Седой, древний инвалид, лет восьмидесяти, поднялся с нами в верхний этаж по широкой, крутой лестнице и отпер дверь. Мы вошли в прихожую.

– Вот налево-то комнаты Михаила Федорыча, – начал рассказывать инвалид, – тут вот кабинет его был, а подальше-то спальня.

Комнаты невысокие, со сводами; освещаются маленькими, старинного типа окнами.

– А тут вот, направо, комнаты великой инокини, Марфы Ивановны. Четыре комнаты всех-то. Задняя, говорят, столовая была.

В задней более обширной комнате, которую старик назвал столовой, лежит книга для записывания имен посетителей, и стоят два или три старинных кресла. Вообще же комнаты почти пусты, и самой подлинности покоев как-то плохо верится.

Сам инвалид относится к ним скептически. Когда мы высказали ему, по душе, свои сомнения, он согласился с нами.

– Чему же и быть, – заметил он, – если тут после них более полутораста лет монахи жили? Конечно, от их-то покоев и звания не осталось.

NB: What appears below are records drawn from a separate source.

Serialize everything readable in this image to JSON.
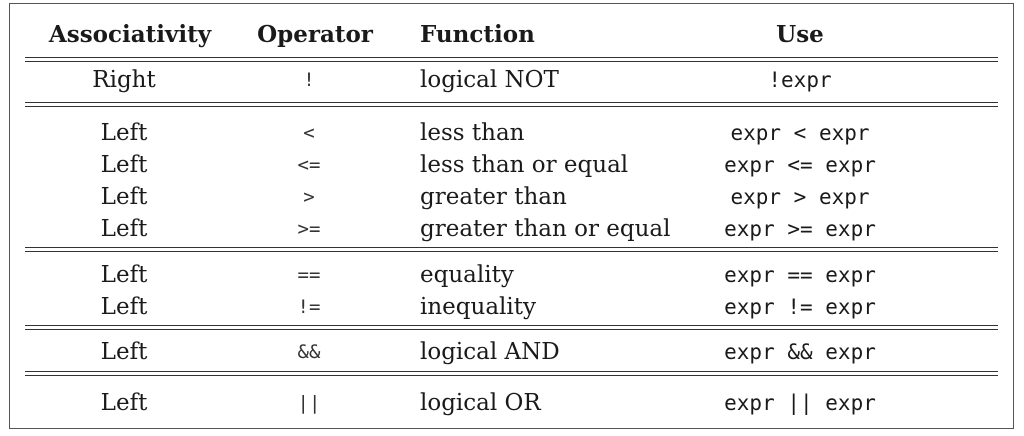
{
  "header": {
    "associativity": "Associativity",
    "operator": "Operator",
    "function": "Function",
    "use": "Use"
  },
  "rows": [
    {
      "assoc": "Right",
      "op": "!",
      "fn": "logical NOT",
      "use": "!expr"
    },
    {
      "assoc": "Left",
      "op": "<",
      "fn": "less than",
      "use": "expr < expr"
    },
    {
      "assoc": "Left",
      "op": "<=",
      "fn": "less than or equal",
      "use": "expr <= expr"
    },
    {
      "assoc": "Left",
      "op": ">",
      "fn": "greater than",
      "use": "expr > expr"
    },
    {
      "assoc": "Left",
      "op": ">=",
      "fn": "greater than or equal",
      "use": "expr >= expr"
    },
    {
      "assoc": "Left",
      "op": "==",
      "fn": "equality",
      "use": "expr == expr"
    },
    {
      "assoc": "Left",
      "op": "!=",
      "fn": "inequality",
      "use": "expr != expr"
    },
    {
      "assoc": "Left",
      "op": "&&",
      "fn": "logical AND",
      "use": "expr && expr"
    },
    {
      "assoc": "Left",
      "op": "||",
      "fn": "logical OR",
      "use": "expr || expr"
    }
  ]
}
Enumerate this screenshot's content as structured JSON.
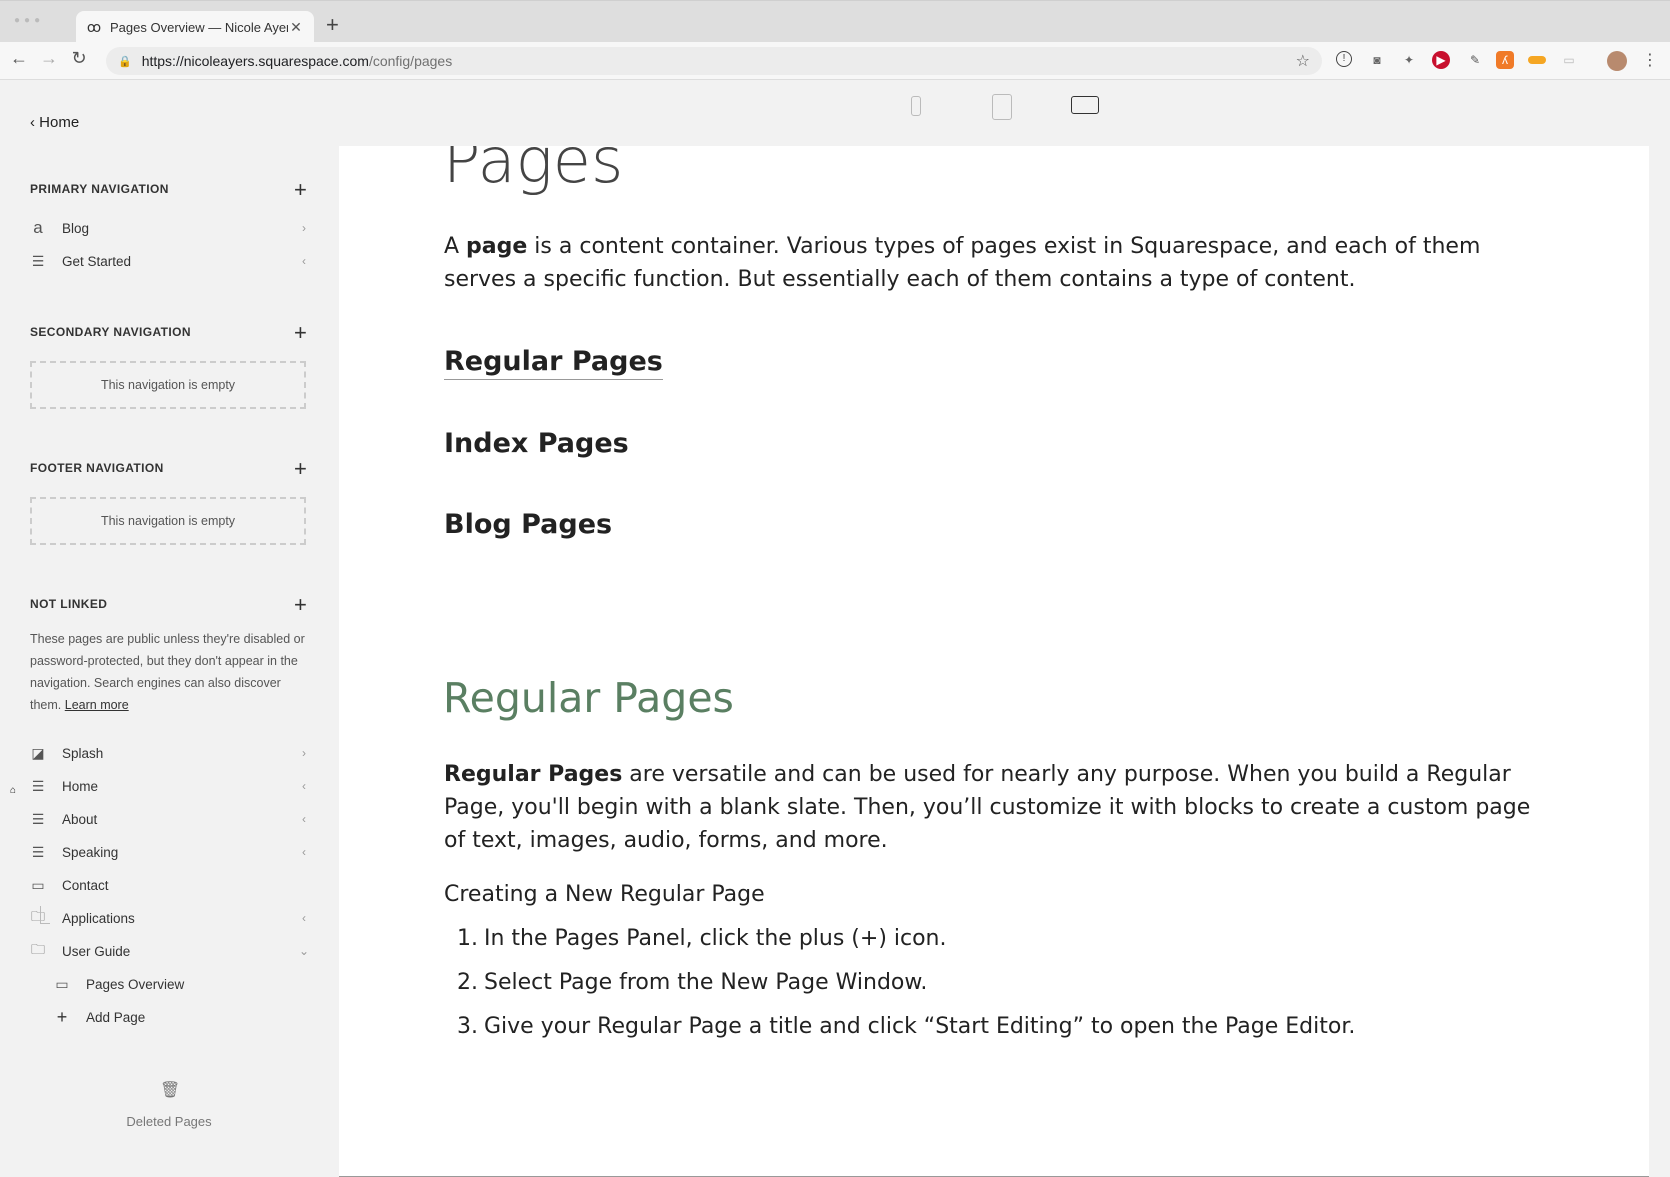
{
  "browser": {
    "tab_title": "Pages Overview — Nicole Ayers",
    "url_host": "https://nicoleayers.squarespace.com",
    "url_path": "/config/pages"
  },
  "sidebar": {
    "home_label": "Home",
    "primary": {
      "heading": "PRIMARY NAVIGATION",
      "items": [
        {
          "label": "Blog",
          "icon": "blog-icon"
        },
        {
          "label": "Get Started",
          "icon": "layout-icon"
        }
      ]
    },
    "secondary": {
      "heading": "SECONDARY NAVIGATION",
      "empty": "This navigation is empty"
    },
    "footer": {
      "heading": "FOOTER NAVIGATION",
      "empty": "This navigation is empty"
    },
    "not_linked": {
      "heading": "NOT LINKED",
      "note": "These pages are public unless they're disabled or password-protected, but they don't appear in the navigation. Search engines can also discover them.",
      "learn_more": "Learn more",
      "items": [
        {
          "label": "Splash",
          "icon": "cover-page-icon"
        },
        {
          "label": "Home",
          "icon": "layout-icon"
        },
        {
          "label": "About",
          "icon": "layout-icon"
        },
        {
          "label": "Speaking",
          "icon": "layout-icon"
        },
        {
          "label": "Contact",
          "icon": "page-icon"
        },
        {
          "label": "Applications",
          "icon": "folder-icon"
        },
        {
          "label": "User Guide",
          "icon": "folder-icon"
        }
      ],
      "sub_item": "Pages Overview",
      "add_page": "Add Page"
    },
    "deleted_pages": "Deleted Pages"
  },
  "content": {
    "title": "Pages",
    "intro_pre": "A ",
    "intro_bold": "page",
    "intro_post": " is a content container. Various types of pages exist in Squarespace, and each of them serves a specific function. But essentially each of them contains a type of content.",
    "toc": [
      "Regular Pages",
      "Index Pages",
      "Blog Pages"
    ],
    "section_heading": "Regular Pages",
    "section_bold": "Regular Pages",
    "section_text": " are versatile and can be used for nearly any purpose. When you build a Regular Page, you'll begin with a blank slate. Then, you’ll customize it with blocks to create a custom page of text, images, audio, forms, and more.",
    "subheading": "Creating a New Regular Page",
    "steps": [
      "In the Pages Panel, click the plus (+) icon.",
      "Select Page from the New Page Window.",
      "Give your Regular Page a title and click “Start Editing” to open the Page Editor."
    ]
  },
  "colors": {
    "heading_green": "#5a7f62"
  }
}
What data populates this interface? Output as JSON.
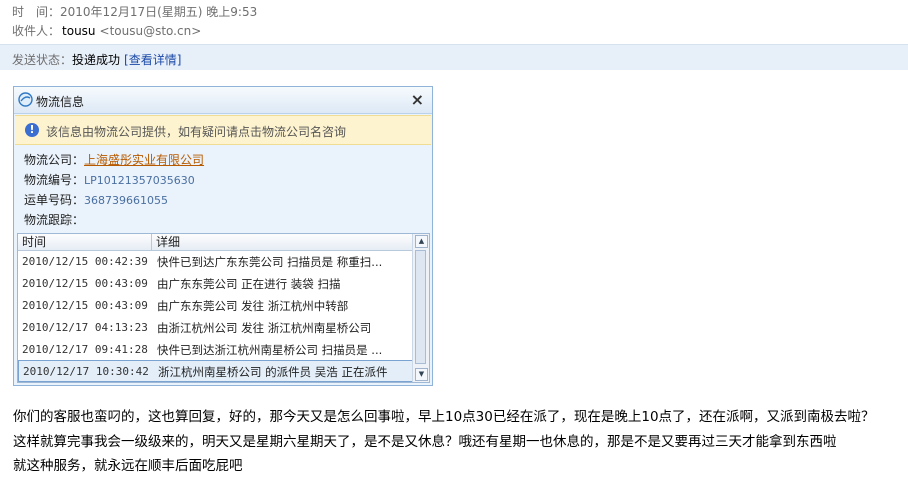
{
  "header": {
    "time_label": "时　间：",
    "time_value": "2010年12月17日(星期五) 晚上9:53",
    "to_label": "收件人：",
    "to_name": "tousu",
    "to_addr": "<tousu@sto.cn>"
  },
  "status": {
    "label": "发送状态：",
    "value": "投递成功",
    "link": "[查看详情]"
  },
  "panel": {
    "title": "物流信息",
    "close": "×",
    "notice": "该信息由物流公司提供，如有疑问请点击物流公司名咨询",
    "company_label": "物流公司：",
    "company_value": "上海盛彤实业有限公司",
    "code_label": "物流编号：",
    "code_value": "LP10121357035630",
    "waybill_label": "运单号码：",
    "waybill_value": "368739661055",
    "track_label": "物流跟踪：",
    "col_time": "时间",
    "col_detail": "详细",
    "rows": [
      {
        "time": "2010/12/15 00:42:39",
        "detail": "快件已到达广东东莞公司 扫描员是 称重扫..."
      },
      {
        "time": "2010/12/15 00:43:09",
        "detail": "由广东东莞公司 正在进行 装袋 扫描"
      },
      {
        "time": "2010/12/15 00:43:09",
        "detail": "由广东东莞公司 发往 浙江杭州中转部"
      },
      {
        "time": "2010/12/17 04:13:23",
        "detail": "由浙江杭州公司 发往 浙江杭州南星桥公司"
      },
      {
        "time": "2010/12/17 09:41:28",
        "detail": "快件已到达浙江杭州南星桥公司 扫描员是 ..."
      },
      {
        "time": "2010/12/17 10:30:42",
        "detail": "浙江杭州南星桥公司 的派件员 吴浩 正在派件"
      }
    ]
  },
  "body": {
    "line1": "你们的客服也蛮叼的，这也算回复，好的，那今天又是怎么回事啦，早上10点30已经在派了，现在是晚上10点了，还在派啊，又派到南极去啦？",
    "line2": "这样就算完事我会一级级来的，明天又是星期六星期天了，是不是又休息？哦还有星期一也休息的，那是不是又要再过三天才能拿到东西啦",
    "line3": "就这种服务，就永远在顺丰后面吃屁吧"
  }
}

В правой половине дома находится изразцовая печь, действительно представляющая некоторый интерес по своей замысловатости. На каждом изразце ее нарисовано синим по белому довольно аляповатое, но каждый раз новое изображение, с соответствующею сюжету надписью. Например, изображена корона, а надпись гласит: „прелесная вещь“; изображен гриб, а надпись замечает: „скоро родися, скоро исчез“; звезда и под нею часть земной окружности, надпись: „указует нам путь, имже итти“; барабан: „не потребен безгрому“; скачущая лошадь: „воля со страхом“; дерево: „всегда постоянно“; заяц: „воедином бегании смел“; птица: „провещает весну“; собака под деревом: „не прикасаис ко мне“; змея, обвившая сухой ствол дерева: „стобою засыхаю“, и т. д. Конечно, трудно решить, любовался ли юный Михаил Федорович этими изображениями, разбирал ли он эти хитроумные надписи, но, во всяком случае, печь эта небезынтересна в бытовом отношении, как образец остроумия наших предков.